The Russian government and the nation’s financial watchdog are reportedly working on a bill to prevent capital flight. The plan implies banning suspicious transactions to foreign bank accounts.
The Russian authorities want to battle a popular scheme for withdrawing money – when a company based in Russia transfers cash to a non-resident firm after a court ruling. It works like this: the foreign firm initiates a legal dispute demanding a payment of debt, and the defendant, a Russia-based firm, agrees. Then a bank receives a document based on the court decision, a writ of execution, and is obliged to wire money to the receiving side.
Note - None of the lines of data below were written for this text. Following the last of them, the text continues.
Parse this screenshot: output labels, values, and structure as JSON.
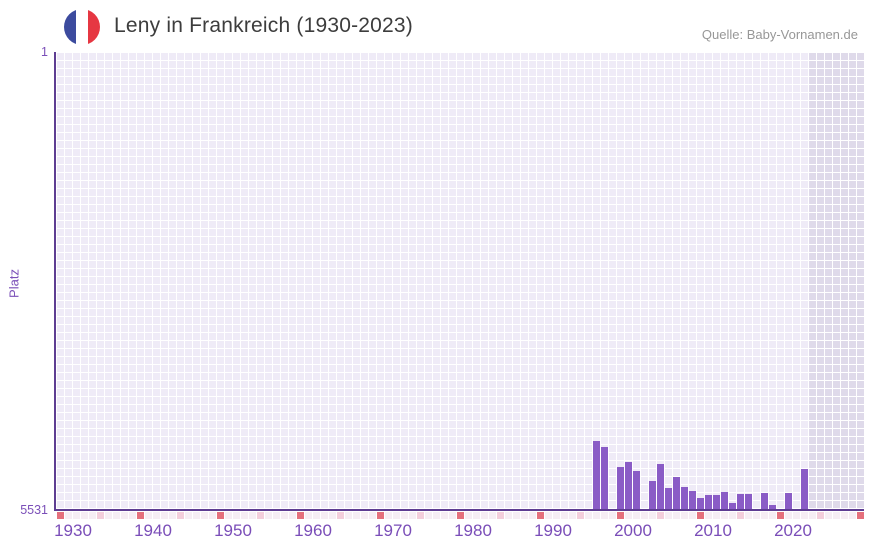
{
  "header": {
    "title": "Leny in Frankreich (1930-2023)",
    "source": "Quelle: Baby-Vornamen.de",
    "flag_icon": "france-flag-icon"
  },
  "chart_data": {
    "type": "bar",
    "title": "Leny in Frankreich (1930-2023)",
    "xlabel": "",
    "ylabel": "Platz",
    "y_axis": {
      "top_label": "1",
      "bottom_label": "5531",
      "min": 1,
      "max": 5531,
      "inverted": true
    },
    "x_axis": {
      "tick_labels": [
        "1930",
        "1940",
        "1950",
        "1960",
        "1970",
        "1980",
        "1990",
        "2000",
        "2010",
        "2020"
      ],
      "cell_year_start": 1930,
      "cell_year_end": 2030,
      "data_year_start": 1930,
      "data_year_end": 2023,
      "shaded_from_year": 2024
    },
    "grid": true,
    "legend": "none",
    "series": [
      {
        "name": "Platz",
        "points": [
          {
            "year": 1997,
            "rank": 4694
          },
          {
            "year": 1998,
            "rank": 4767
          },
          {
            "year": 2000,
            "rank": 5008
          },
          {
            "year": 2001,
            "rank": 4948
          },
          {
            "year": 2002,
            "rank": 5057
          },
          {
            "year": 2004,
            "rank": 5177
          },
          {
            "year": 2005,
            "rank": 4979
          },
          {
            "year": 2006,
            "rank": 5269
          },
          {
            "year": 2007,
            "rank": 5129
          },
          {
            "year": 2008,
            "rank": 5250
          },
          {
            "year": 2009,
            "rank": 5298
          },
          {
            "year": 2010,
            "rank": 5390
          },
          {
            "year": 2011,
            "rank": 5350
          },
          {
            "year": 2012,
            "rank": 5350
          },
          {
            "year": 2013,
            "rank": 5310
          },
          {
            "year": 2014,
            "rank": 5450
          },
          {
            "year": 2015,
            "rank": 5338
          },
          {
            "year": 2016,
            "rank": 5338
          },
          {
            "year": 2018,
            "rank": 5329
          },
          {
            "year": 2019,
            "rank": 5467
          },
          {
            "year": 2021,
            "rank": 5329
          },
          {
            "year": 2023,
            "rank": 5040
          }
        ]
      }
    ]
  },
  "colors": {
    "bar": "#8a5cc6",
    "axis_line": "#5e3d92",
    "tick_text": "#7a4db8",
    "title_text": "#3d3d3d",
    "source_text": "#979797",
    "grid_cell": "#efebf7",
    "grid_cell_shaded": "#dfdaea",
    "strip_default": "#f6eef4",
    "strip_half_decade": "#f3cedb",
    "strip_decade": "#e4707c",
    "flag_blue": "#3c4b9e",
    "flag_white": "#ffffff",
    "flag_red": "#e63742"
  }
}
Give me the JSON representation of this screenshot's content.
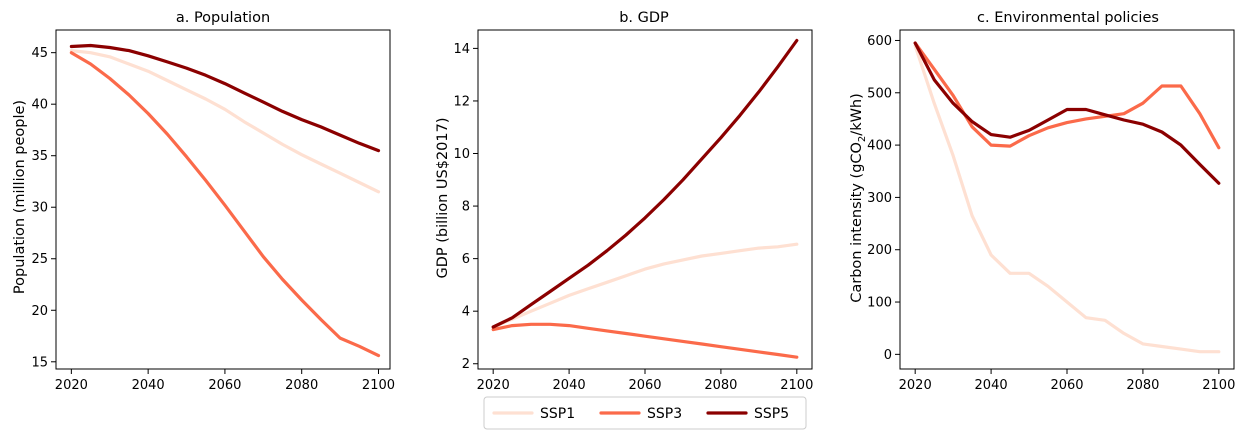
{
  "chart_data": [
    {
      "type": "line",
      "title": "a. Population",
      "xlabel": "",
      "ylabel": "Population (million people)",
      "xlim": [
        2016,
        2103
      ],
      "ylim": [
        14.3,
        47.2
      ],
      "xticks": [
        2020,
        2040,
        2060,
        2080,
        2100
      ],
      "yticks": [
        15,
        20,
        25,
        30,
        35,
        40,
        45
      ],
      "grid": false,
      "series": [
        {
          "name": "SSP1",
          "color": "#fee0d2",
          "x": [
            2020,
            2025,
            2030,
            2035,
            2040,
            2045,
            2050,
            2055,
            2060,
            2065,
            2070,
            2075,
            2080,
            2085,
            2090,
            2095,
            2100
          ],
          "y": [
            45.2,
            45.0,
            44.6,
            43.9,
            43.2,
            42.3,
            41.4,
            40.5,
            39.5,
            38.3,
            37.2,
            36.1,
            35.1,
            34.2,
            33.3,
            32.4,
            31.5
          ]
        },
        {
          "name": "SSP3",
          "color": "#fb6a4a",
          "x": [
            2020,
            2025,
            2030,
            2035,
            2040,
            2045,
            2050,
            2055,
            2060,
            2065,
            2070,
            2075,
            2080,
            2085,
            2090,
            2095,
            2100
          ],
          "y": [
            45.0,
            43.9,
            42.5,
            40.9,
            39.1,
            37.1,
            34.9,
            32.6,
            30.2,
            27.7,
            25.2,
            23.0,
            21.0,
            19.1,
            17.3,
            16.5,
            15.6
          ]
        },
        {
          "name": "SSP5",
          "color": "#8b0000",
          "x": [
            2020,
            2025,
            2030,
            2035,
            2040,
            2045,
            2050,
            2055,
            2060,
            2065,
            2070,
            2075,
            2080,
            2085,
            2090,
            2095,
            2100
          ],
          "y": [
            45.6,
            45.7,
            45.5,
            45.2,
            44.7,
            44.1,
            43.5,
            42.8,
            42.0,
            41.1,
            40.2,
            39.3,
            38.5,
            37.8,
            37.0,
            36.2,
            35.5
          ]
        }
      ]
    },
    {
      "type": "line",
      "title": "b. GDP",
      "xlabel": "",
      "ylabel": "GDP (billion US$2017)",
      "xlim": [
        2016,
        2104
      ],
      "ylim": [
        1.8,
        14.7
      ],
      "xticks": [
        2020,
        2040,
        2060,
        2080,
        2100
      ],
      "yticks": [
        2,
        4,
        6,
        8,
        10,
        12,
        14
      ],
      "grid": false,
      "series": [
        {
          "name": "SSP1",
          "color": "#fee0d2",
          "x": [
            2020,
            2025,
            2030,
            2035,
            2040,
            2045,
            2050,
            2055,
            2060,
            2065,
            2070,
            2075,
            2080,
            2085,
            2090,
            2095,
            2100
          ],
          "y": [
            3.4,
            3.7,
            4.0,
            4.3,
            4.6,
            4.85,
            5.1,
            5.35,
            5.6,
            5.8,
            5.95,
            6.1,
            6.2,
            6.3,
            6.4,
            6.45,
            6.55
          ]
        },
        {
          "name": "SSP3",
          "color": "#fb6a4a",
          "x": [
            2020,
            2025,
            2030,
            2035,
            2040,
            2045,
            2050,
            2055,
            2060,
            2065,
            2070,
            2075,
            2080,
            2085,
            2090,
            2095,
            2100
          ],
          "y": [
            3.3,
            3.45,
            3.5,
            3.5,
            3.45,
            3.35,
            3.25,
            3.15,
            3.05,
            2.95,
            2.85,
            2.75,
            2.65,
            2.55,
            2.45,
            2.35,
            2.25
          ]
        },
        {
          "name": "SSP5",
          "color": "#8b0000",
          "x": [
            2020,
            2025,
            2030,
            2035,
            2040,
            2045,
            2050,
            2055,
            2060,
            2065,
            2070,
            2075,
            2080,
            2085,
            2090,
            2095,
            2100
          ],
          "y": [
            3.4,
            3.75,
            4.25,
            4.75,
            5.25,
            5.75,
            6.3,
            6.9,
            7.55,
            8.25,
            9.0,
            9.8,
            10.6,
            11.45,
            12.35,
            13.3,
            14.3
          ]
        }
      ]
    },
    {
      "type": "line",
      "title": "c. Environmental policies",
      "xlabel": "",
      "ylabel_main": "Carbon intensity (gCO",
      "ylabel_sub": "2",
      "ylabel_tail": "/kWh)",
      "xlim": [
        2016,
        2104
      ],
      "ylim": [
        -28,
        620
      ],
      "xticks": [
        2020,
        2040,
        2060,
        2080,
        2100
      ],
      "yticks": [
        0,
        100,
        200,
        300,
        400,
        500,
        600
      ],
      "grid": false,
      "series": [
        {
          "name": "SSP1",
          "color": "#fee0d2",
          "x": [
            2020,
            2025,
            2030,
            2035,
            2040,
            2045,
            2050,
            2055,
            2060,
            2065,
            2070,
            2075,
            2080,
            2085,
            2090,
            2095,
            2100
          ],
          "y": [
            590,
            480,
            380,
            265,
            190,
            155,
            155,
            130,
            100,
            70,
            65,
            40,
            20,
            15,
            10,
            5,
            5
          ]
        },
        {
          "name": "SSP3",
          "color": "#fb6a4a",
          "x": [
            2020,
            2025,
            2030,
            2035,
            2040,
            2045,
            2050,
            2055,
            2060,
            2065,
            2070,
            2075,
            2080,
            2085,
            2090,
            2095,
            2100
          ],
          "y": [
            595,
            545,
            495,
            435,
            400,
            398,
            418,
            433,
            443,
            450,
            455,
            460,
            480,
            513,
            513,
            460,
            395
          ]
        },
        {
          "name": "SSP5",
          "color": "#8b0000",
          "x": [
            2020,
            2025,
            2030,
            2035,
            2040,
            2045,
            2050,
            2055,
            2060,
            2065,
            2070,
            2075,
            2080,
            2085,
            2090,
            2095,
            2100
          ],
          "y": [
            595,
            525,
            480,
            445,
            420,
            415,
            428,
            448,
            468,
            468,
            458,
            448,
            440,
            425,
            400,
            363,
            327
          ]
        }
      ]
    }
  ],
  "legend": {
    "placement": "bottom-center",
    "items": [
      {
        "label": "SSP1",
        "color": "#fee0d2"
      },
      {
        "label": "SSP3",
        "color": "#fb6a4a"
      },
      {
        "label": "SSP5",
        "color": "#8b0000"
      }
    ]
  }
}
Now the Central Bank of Russia and the Ministry of Justice are working on a bill that requires that such compensations be transferred only to a Russian bank account, business outlet RBC reported. It means that if foreign companies or citizens want to receive their money under the writ of execution, they will have to open a bank account in Russia.
The new law could minimize illicit transactions, including money-laundering and tax evasion, RBC said citing a ministry official. The report adds that the central bank is working on “comprehensive changes to the legislation” to counter questionable transactions through executive orders, but did not comment on the particular ban on transactions to foreign accounts.
However, some analysts told RBC that the proposed measure could hit law-abiding businesses as it could create hurdles for dealing with foreign partners, who could be scared off by the new rules and opt to halt cooperation.